A lender creates a commercial mortgage-backed security by taking a group of income-producing commercial-property loans (for example, mortgages held on hotels, warehouses, apartments, and retail property like a mall), bundling them together, and selling them as tranched — different “classes of certificates,” each with their own rate of return — securitized bonds.

“The typical CMBS [commercial mortgage-backed security] loan is a 10-year, non-recourse, fixed-rate loan,” according to the Federal Reserve.

This means the typical CMBS loan is short-term in that the borrower has only a 10-year loan term; however, the monthly payments made by the borrower are set up as if he or she is paying off a standard 30-year loan.

So, for example, with a 10-year loan that is amortized, spread out equally, over 30 years, a borrower is doing little more than covering the interest on the loan and not putting a dent in the principal, leaving the borrower with a large balloon payment on the principal that comes due at the end of 10 years.

So, in very short and overly-simplified terms, the reappraisal means that the banks and other financial institutions servicing the loans on the property are on the hook for less upfront money when it comes to paying out the bondholders; in turn, that reduced cash flow is then passed on, in a manner of speaking, to the bond buyers at the bottom of the CMBS tranche — known as the subordinate class of certificate-holders.

Take, for example, a residential mortgage-backed structure.
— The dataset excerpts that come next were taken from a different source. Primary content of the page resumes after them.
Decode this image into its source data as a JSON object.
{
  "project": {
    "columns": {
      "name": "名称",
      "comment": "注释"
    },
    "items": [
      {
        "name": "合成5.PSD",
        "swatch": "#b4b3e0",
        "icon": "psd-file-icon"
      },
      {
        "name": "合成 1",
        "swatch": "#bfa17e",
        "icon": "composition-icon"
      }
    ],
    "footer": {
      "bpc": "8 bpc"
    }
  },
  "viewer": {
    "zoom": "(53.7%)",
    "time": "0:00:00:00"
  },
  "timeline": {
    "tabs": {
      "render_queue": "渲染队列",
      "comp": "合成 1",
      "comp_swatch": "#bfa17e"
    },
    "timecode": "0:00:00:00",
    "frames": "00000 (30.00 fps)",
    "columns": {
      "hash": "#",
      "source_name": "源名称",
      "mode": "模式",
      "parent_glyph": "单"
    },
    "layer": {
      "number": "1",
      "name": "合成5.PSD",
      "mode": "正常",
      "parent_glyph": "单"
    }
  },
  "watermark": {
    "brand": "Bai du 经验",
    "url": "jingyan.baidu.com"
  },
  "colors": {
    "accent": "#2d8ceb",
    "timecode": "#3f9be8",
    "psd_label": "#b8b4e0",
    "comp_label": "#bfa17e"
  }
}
In this example, a loan servicer is supposed to advance funds up to the point where they deem the money a lost cause, at which point the servicer stops throwing good money after bad. But the major difference between a residential and a commercial loan is what happens when the borrower defaults on his or her mortgage.

Commercial loans are non-recourse, meaning, in the case of a default, the lender can’t take the loan’s underlying value, for example, a mall, as collateral. In the case of a default on a residential loan, the bank can foreclose on the borrower, take the home, and resell to turn a profit or just get the loan off its books.

Since it’s difficult to repossess a mall, the CMBS re-appraisal process can be undertaken in the case of a loan default or if a revenue-generating property no longer produces the income it once was. The re-appraisal process is an instrument that allows the loans servicer a way to limit the funds it has to advance on a secure asset, or illiquid asset, something that can’t quickly or easily be sold — a mall, for example, with a decreased value.

The three Crossgates mortgage loans, which total approximately $263 million, are held in separate commercial mortgage-backed securities. Those three loans in October had collective delinquent principal and interest payments totaling $8.3 million.

However, in June of last year, the mall had already worked out a deal with its loan servicers for a six-month deferral of debt-service payments and was scheduled to start repayment this month.